The innate ‘otherness’ of the narrator – which seems to be his only crime – is reminiscent of a Dostoyevsky protagonist: struggling against a seemingly unbridgeable gap between himself and those around him, he at times bitterly embraces his isolation and at other times desperately seeks to connect with another person.

If you enjoy Kafka or Dostoyevsky (or Nabokov of course!) you’ll definitely love this one. Nabokov once said that, of all his works, he held Lolita with the greatest affection, but Invitation to a Beheading with the greatest esteem – a recommendation that alone makes this one worth reading!




#1: Red Mars, Kim Stanley Robinson – 1993


Red MarsRed Mars is the first novel in Kim Stanley Robinson’s sci-fi Mars trilogy, in which he depicts the colonization of Mars.

In Red Mars, 100 scientists are selected on Earth to make up mankind’s first colonizing team sent to Mars. The novel follows these best-of-the-best pioneers as they come together on Earth, voyage the long trip between planets, and begin their new life – and society – on the red planet.

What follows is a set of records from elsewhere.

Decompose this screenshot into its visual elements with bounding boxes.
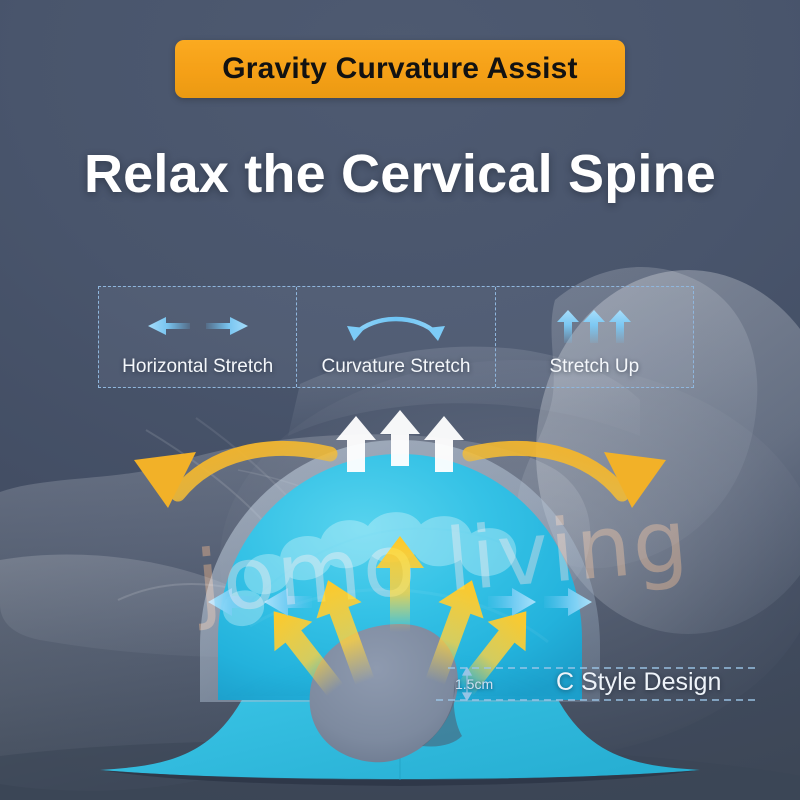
feature-label: Curvature Stretch bbox=[322, 356, 471, 387]
left-right-arrows-icon bbox=[99, 309, 296, 343]
feature-panel-horizontal-stretch: Horizontal Stretch bbox=[99, 287, 296, 387]
feature-label: Stretch Up bbox=[549, 356, 639, 387]
product-marketing-image: Gravity Curvature Assist Relax the Cervi… bbox=[0, 0, 800, 800]
feature-panel-curvature-stretch: Curvature Stretch bbox=[296, 287, 494, 387]
feature-label: Horizontal Stretch bbox=[122, 356, 273, 387]
c-style-design-label: C Style Design bbox=[556, 668, 721, 697]
curved-double-arrow-icon bbox=[297, 309, 494, 343]
page-title: Relax the Cervical Spine bbox=[0, 143, 800, 205]
three-up-arrows-icon bbox=[496, 309, 693, 343]
gravity-curvature-assist-badge: Gravity Curvature Assist bbox=[175, 40, 625, 98]
feature-panel-stretch-up: Stretch Up bbox=[495, 287, 693, 387]
up-arrows-white bbox=[336, 410, 464, 472]
badge-label: Gravity Curvature Assist bbox=[222, 52, 578, 86]
product-illustration bbox=[0, 396, 800, 800]
dimension-label: 1.5cm bbox=[455, 676, 493, 692]
c-shaped-cervical-pillow bbox=[0, 396, 800, 800]
feature-panel-group: Horizontal Stretch Curvat bbox=[98, 286, 694, 388]
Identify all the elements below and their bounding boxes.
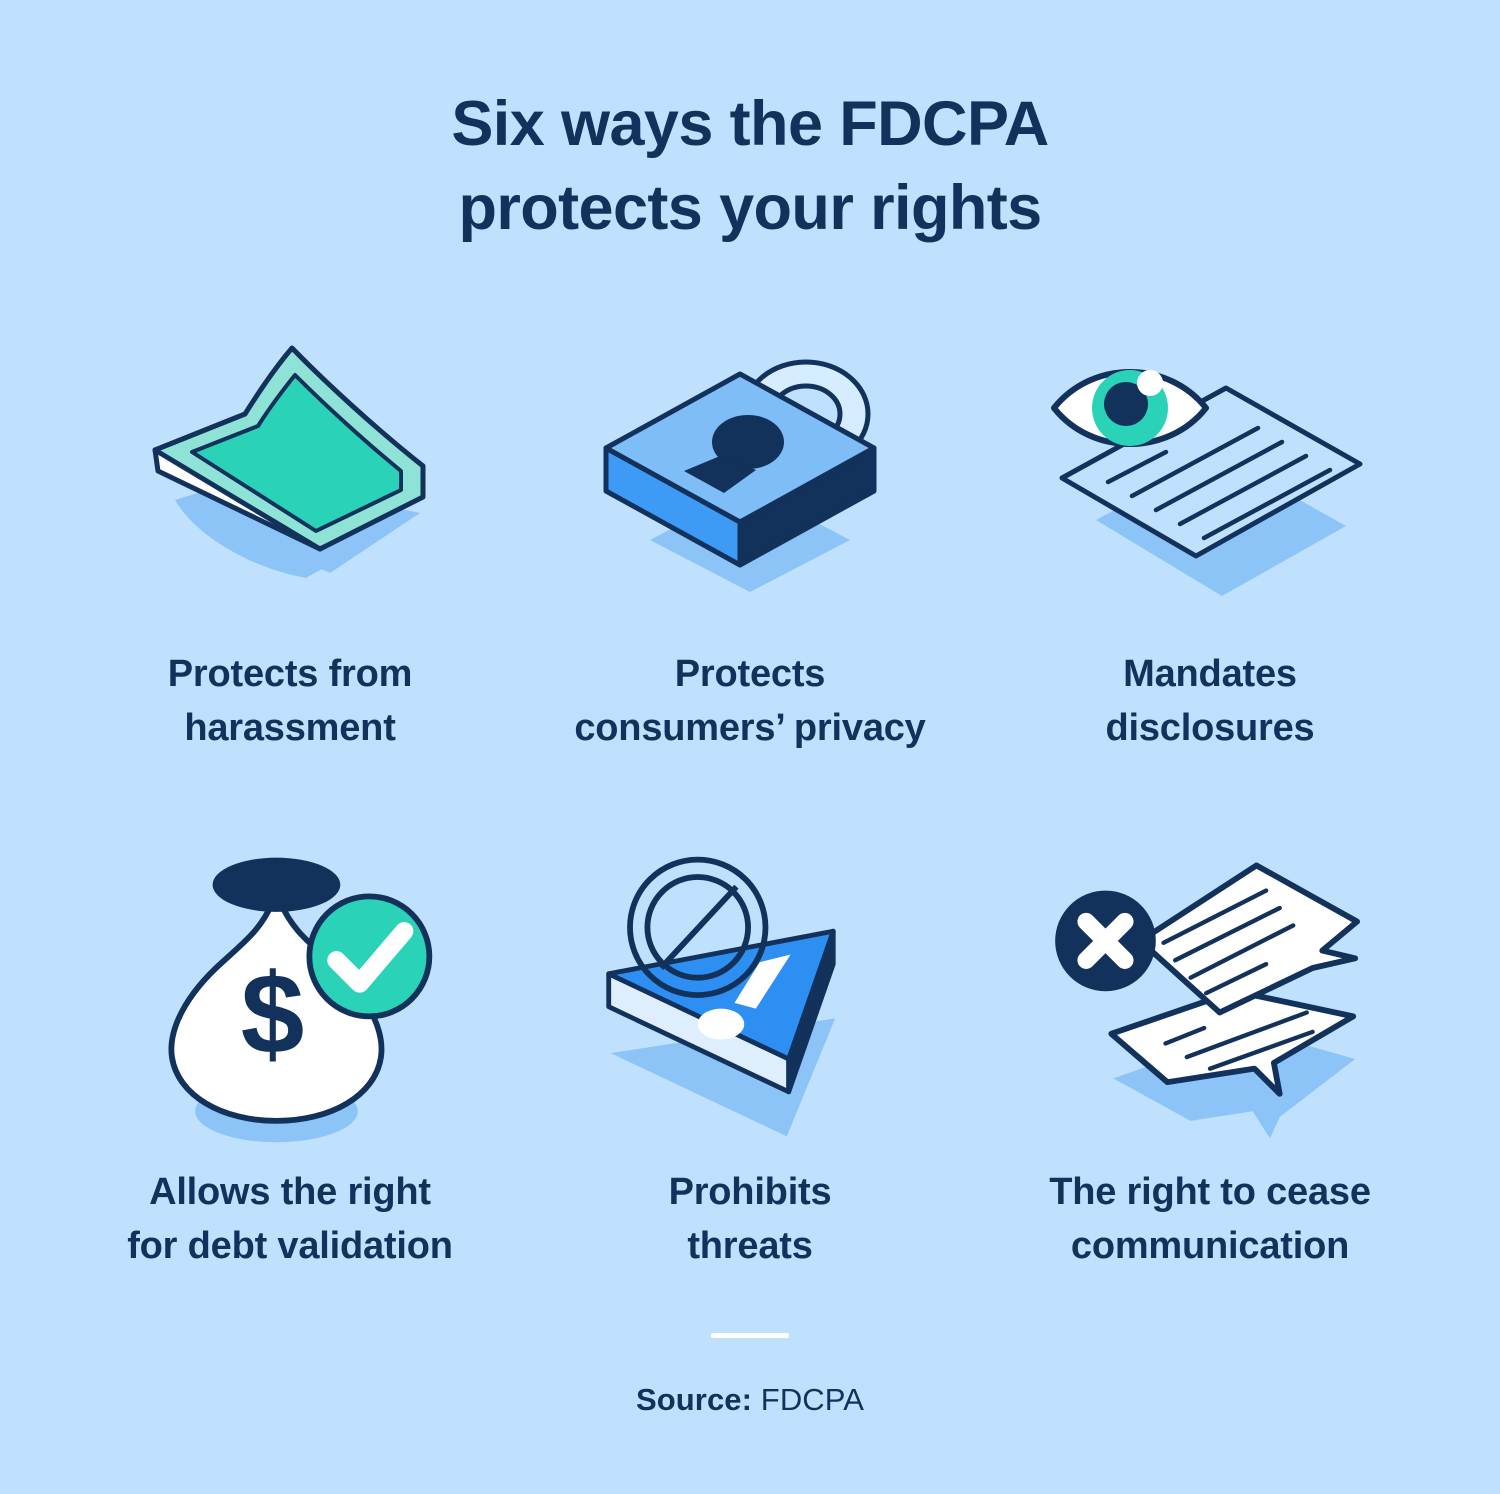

The core of science fiction as a genre is philosophical speculation on the future of mankind, and how we grow alongside and through our technology. Robinson manifests this on a phenomenal scale – he explores diverse sides of politics, art, revolution, colonialism, economics, gender relations, religion, ethics, psychology, and more. This is a pretty long novel, but Robinson packs a lot in, even given its size. And yet it all fits seamlessly, never feeling contrived.

Robinson’s wonderful characters are the driving force behind his philosophical speculations. He gives us a diverse cast of highly opinionated characters, who can act as stark foils for one another and near-archetypes for their beliefs, yet still remain completely believable and relatable.

This pitch-perfect combination of good science fiction and good character-driven literature makes for a fantastic reading experience.